Une enquête menée par le SDPJ du Val-de-Marne a démarré pour déterminer l’origine de ce « sabotage intentionnel à grande échelle », « du jamais-vu en 20 ans », d’après un patron d’une importante entreprise Internet qui opère des centres de données dans la zone. Une source policière évoque pour l’heure un préjudice estimé à un million d’euros. Le parquet de Créteil, contacté par le Parisien, n’a pas répondu à nos sollicitations.
Ce sabotage qui a affecté plus de 50 000 clients mardi ne serait l’acte que « d’une seule personne équipée d’une disqueuse », avance de son côté la direction de la communication d’Orange Ile-de-France, qui précise n’avoir constaté « aucun vol ». Le but « est bien », d’après l’entreprise, « de couper le réseau ». Ces coupures interviennent dans un contexte de sabotages à répétition sur l’ensemble du territoire depuis un mois. Avec toujours les mêmes cibles : les outils de communication. « Plus d’une vingtaine » d’actes de sabotages ou destructions symboliques ont ainsi été recensés en France, selon une note confidentielle du Service central du renseignement territorial (SCRT) datée du 23 avril, comme nous le révélions lundi. Avec, pensent les agents, l’ultragauche à la manœuvre.
Contacté, le Parquet national antiterroriste (Pnat) indique être informé des faits et rester « très attentif à ce phénomène de sabotage ». Des spécialistes de l’antiterrorisme estiment que ce sont des faits graves et préjudiciables, mais que la question doit être posée de savoir s’il y a un trouble à l’ordre public par l’intimidation et la terreur, qui est le propre du terrorisme.

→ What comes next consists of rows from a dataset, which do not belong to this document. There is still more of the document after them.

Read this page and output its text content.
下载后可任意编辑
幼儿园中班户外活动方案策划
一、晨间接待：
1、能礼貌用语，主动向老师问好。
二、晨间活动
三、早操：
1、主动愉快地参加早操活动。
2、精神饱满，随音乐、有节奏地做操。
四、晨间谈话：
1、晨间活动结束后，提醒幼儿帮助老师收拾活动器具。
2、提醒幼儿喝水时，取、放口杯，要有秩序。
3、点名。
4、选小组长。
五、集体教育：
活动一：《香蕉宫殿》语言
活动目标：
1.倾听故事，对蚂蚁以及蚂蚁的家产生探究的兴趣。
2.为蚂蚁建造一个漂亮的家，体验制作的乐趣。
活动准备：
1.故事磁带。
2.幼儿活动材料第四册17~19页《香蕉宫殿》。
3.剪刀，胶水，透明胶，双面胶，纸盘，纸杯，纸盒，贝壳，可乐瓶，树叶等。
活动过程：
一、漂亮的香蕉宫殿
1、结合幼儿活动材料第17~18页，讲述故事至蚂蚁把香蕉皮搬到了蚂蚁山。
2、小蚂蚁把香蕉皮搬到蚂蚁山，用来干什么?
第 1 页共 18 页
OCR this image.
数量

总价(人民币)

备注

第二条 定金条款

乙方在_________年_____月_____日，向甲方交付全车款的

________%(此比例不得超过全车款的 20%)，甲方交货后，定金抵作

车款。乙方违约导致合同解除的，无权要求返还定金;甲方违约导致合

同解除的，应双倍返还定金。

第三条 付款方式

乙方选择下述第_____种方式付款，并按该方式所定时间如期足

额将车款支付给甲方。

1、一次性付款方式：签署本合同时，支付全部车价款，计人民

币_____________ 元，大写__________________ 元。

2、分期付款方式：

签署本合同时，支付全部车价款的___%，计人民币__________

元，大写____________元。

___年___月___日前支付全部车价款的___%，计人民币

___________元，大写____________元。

Mercredi, Orange a déposé une nouvelle plainte suite à la « suspicion d’un nouvel acte de vandalisme sur un autre poste à Vitry ». D’après nos informations, les faits ont eu lieu mardi en deux temps : avenue Danielle-Casanova à Ivry-sur-Seine, où des câbles souterrains ont été coupés dans la matinée. Même procédé l’après-midi dans la zone industrielle de Vitry-sur-Seine, où des techniciens ont également constaté les dégâts.
« Il y a quatre lieux de vandalisme répertoriés pour l’instant », comptabilise-t-on à la direction de la communication d’Orange Ile-de-France, qui précise que ses équipes « se relaient nuit et jour 24 heures sur 24 » pour rétablir le réseau. Deux à Ivry à 500 mètres d’intervalle et deux à Vitry à deux kilomètres d’intervalle. Pour le premier point, 4000 lignes ont été touchées avec un rétablissement progressif entamé mercredi après-midi. Le second lieu ne devrait pas être « important en termes d’impact clients », précise-t-on chez Orange. « Le confinement rend la réparation plus longue et plus difficile, il s’agit de petits locaux où l’on ne peut pas se trouver à plusieurs techniciens », affirme un cadre important chez Orange.
Plusieurs commissariats et hôpitaux ont également été touchés comme le centre hospitalier intercommunal de Villeneuve-Saint-Georges (CHIV) qui est « toutefois équipé d’un relais de secours », note-t-on chez Orange, précisant que les hôpitaux « sont prioritaires pour le rétablissement du réseau ». « Notre direction du système d’information a immédiatement réagi pour rétablir un lien réseau, notamment en passant par le réseau du centre hospitalier intercommunal de Créteil », ajoute-t-on à la communication du CHIV.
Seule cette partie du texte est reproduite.